Banana Spinach Blender Pancakes
These tasty gluten free, vegan pancakes are a great way to get some greens into your breakfast.
Prep Time – 10 minutes
Cook Time – 15 minutes
Servings – Makes about 20 2-inch pancakes
Ingredients
3 medium ripe bananas
1-2 large handfuls fresh baby spinach
2 tbsp chia seeds
1 1/2 cups GF rolled oats
1/2 cup buckwheat flour
2 tsp baking powder
1/4 tsp sea salt
1 tsp cinnamon
1 tsp vanilla extract
1 cup full fat coconut milk
dairy free dark chocolate chips (optional add-in)
coconut oil for cooking
DIRECTIONS
Add all ingredients (except chocolate chips and coconut oil) to a high-speed blender and blend until smooth.
Allow mixture to sit for at least 5 minutes before cooking to properly thicken.
Heat 1 tbsp of coconut oil in a large skillet on medium heat.
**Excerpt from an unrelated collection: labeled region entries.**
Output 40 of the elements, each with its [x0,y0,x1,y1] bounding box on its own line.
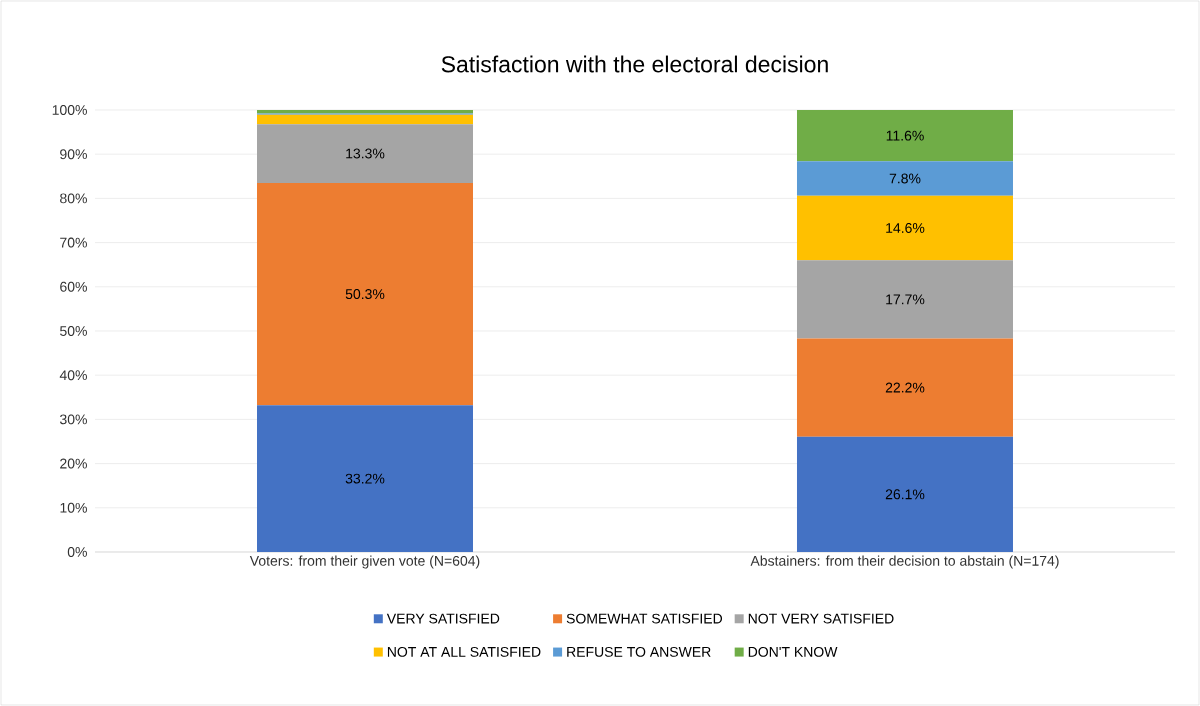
bar [796,161,1013,196]
data-label: 11.6% [886,130,924,141]
y-tick-label: 40% [59,370,87,381]
y-tick-label: 100% [52,105,87,115]
legend-label: SOMEWHAT SATISFIED [566,613,723,624]
y-tick-label: 50% [60,326,87,336]
bar [257,124,473,183]
data-label: 7.8% [889,173,921,184]
bar [257,182,473,406]
bar [257,114,473,125]
data-label: 17.7% [886,294,925,305]
legend-label: VERY SATISFIED [386,613,500,624]
y-tick-label: 90% [60,149,87,160]
y-tick-label: 20% [60,458,87,469]
bar [796,195,1013,261]
y-tick-label: 10% [60,502,87,513]
chart-title: Satisfaction with the electoral decision [441,55,828,73]
legend-label: DON'T KNOW [748,646,838,657]
y-tick-label: 0% [67,547,87,557]
data-label: 14.6% [886,223,925,233]
y-tick-label: 70% [60,237,87,248]
x-tick-label: Voters: from their given vote (N=604) [249,555,480,569]
y-tick-label: 30% [59,414,87,425]
data-label: 22.2% [885,382,925,393]
y-tick-label: 80% [60,193,87,204]
data-label: 26.1% [885,489,925,500]
data-label: 13.3% [346,148,385,159]
x-tick-label: Abstainers: from their decision to abstain (N=174) [750,555,1059,569]
bar [257,405,473,552]
bar [796,260,1013,339]
bar [257,109,473,114]
data-label: 33.2% [345,473,385,484]
y-tick-label: 60% [60,281,87,292]
bar [796,338,1013,437]
bar [796,109,1013,162]
bar [796,436,1013,552]
legend-label: NOT VERY SATISFIED [748,613,894,624]
data-label: 50.3% [345,289,385,300]
legend-label: REFUSE TO ANSWER [567,646,711,657]
legend-label: NOT AT ALL SATISFIED [387,646,541,657]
Once pan is heated and oil is melted add about ¼ cup of batter to the pan for each pancake. If desired, immediately add 3-4 chocolate chips per pancake.
Allow pancakes to cook for 1-2 minutes before flipping. Bottom should be firm and light brown.
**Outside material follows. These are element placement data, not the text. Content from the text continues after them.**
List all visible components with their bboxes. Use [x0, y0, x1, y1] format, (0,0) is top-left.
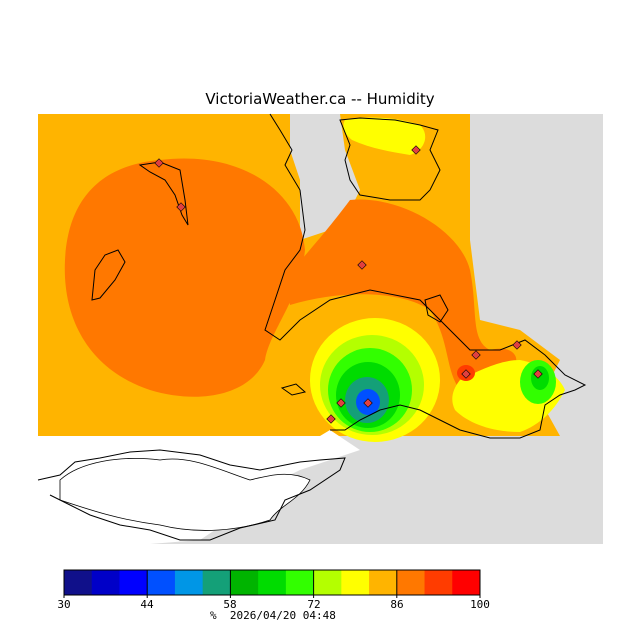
- station-marker: [357, 260, 367, 270]
- station-marker: [461, 369, 471, 379]
- station-marker: [512, 340, 522, 350]
- humidity-darkgreen-east: [531, 366, 549, 390]
- coastline-island-north: [339, 117, 441, 201]
- legend-timestamp: 2026/04/20 04:48: [229, 609, 336, 622]
- colorbar-swatch: [202, 570, 231, 595]
- humidity-high-west: [64, 158, 305, 397]
- coastline-lake-north: [138, 161, 189, 226]
- colorbar-swatch: [369, 570, 398, 595]
- station-marker: [533, 369, 543, 379]
- humidity-high-east: [285, 199, 517, 392]
- legend-tick-label: 100: [470, 598, 490, 611]
- colorbar-swatch: [230, 570, 259, 595]
- colorbar-swatch: [341, 570, 370, 595]
- legend-tick-label: 58: [223, 598, 237, 611]
- station-marker: [154, 158, 164, 168]
- colorbar-swatch: [174, 570, 204, 595]
- colorbar-swatch: [396, 570, 426, 595]
- coastline-south: [37, 449, 346, 541]
- colorbar-swatch: [258, 570, 287, 595]
- colorbar-swatch: [91, 570, 120, 595]
- colorbar-swatch: [119, 570, 148, 595]
- colorbar-swatch: [424, 570, 453, 595]
- legend-tick-label: 44: [140, 598, 154, 611]
- colorbar-swatch: [285, 570, 315, 595]
- colorbar-swatch: [452, 570, 481, 595]
- station-marker: [336, 398, 346, 408]
- island-small: [280, 383, 307, 396]
- legend-caption: % 2026/04/20 04:48: [210, 609, 336, 622]
- station-marker: [326, 414, 336, 424]
- land-north-strip: [290, 114, 360, 240]
- station-marker: [411, 145, 421, 155]
- weather-stations: [154, 145, 543, 424]
- legend-tick-label: 86: [390, 598, 404, 611]
- humidity-legend-colorbar: [63, 569, 481, 598]
- station-marker: [471, 350, 481, 360]
- station-marker: [363, 398, 373, 408]
- colorbar-swatch: [64, 570, 93, 595]
- humidity-medium-north: [343, 117, 426, 155]
- island-small-2: [424, 294, 449, 323]
- land-south: [59, 458, 311, 531]
- coastline-lake: [91, 249, 126, 301]
- legend-unit: %: [210, 609, 217, 622]
- station-marker: [176, 202, 186, 212]
- legend-tick-label: 72: [307, 598, 321, 611]
- land-east: [470, 114, 603, 436]
- colorbar-swatch: [313, 570, 342, 595]
- legend-tick-label: 30: [57, 598, 71, 611]
- map-title: VictoriaWeather.ca -- Humidity: [205, 90, 435, 108]
- colorbar-swatch: [147, 570, 176, 595]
Continue cooking the other side of the pancakes for another minute or so. If the bottoms are browning too quickly, lower the heat. Remove pancakes from pan.
Add more oil if needed and repeat process until all the batter is used up. Serve warm. I like to top mine with some nut butter and a drizzle of maple syrup.
Store extras in the refrigerator for up to 5 days or freeze.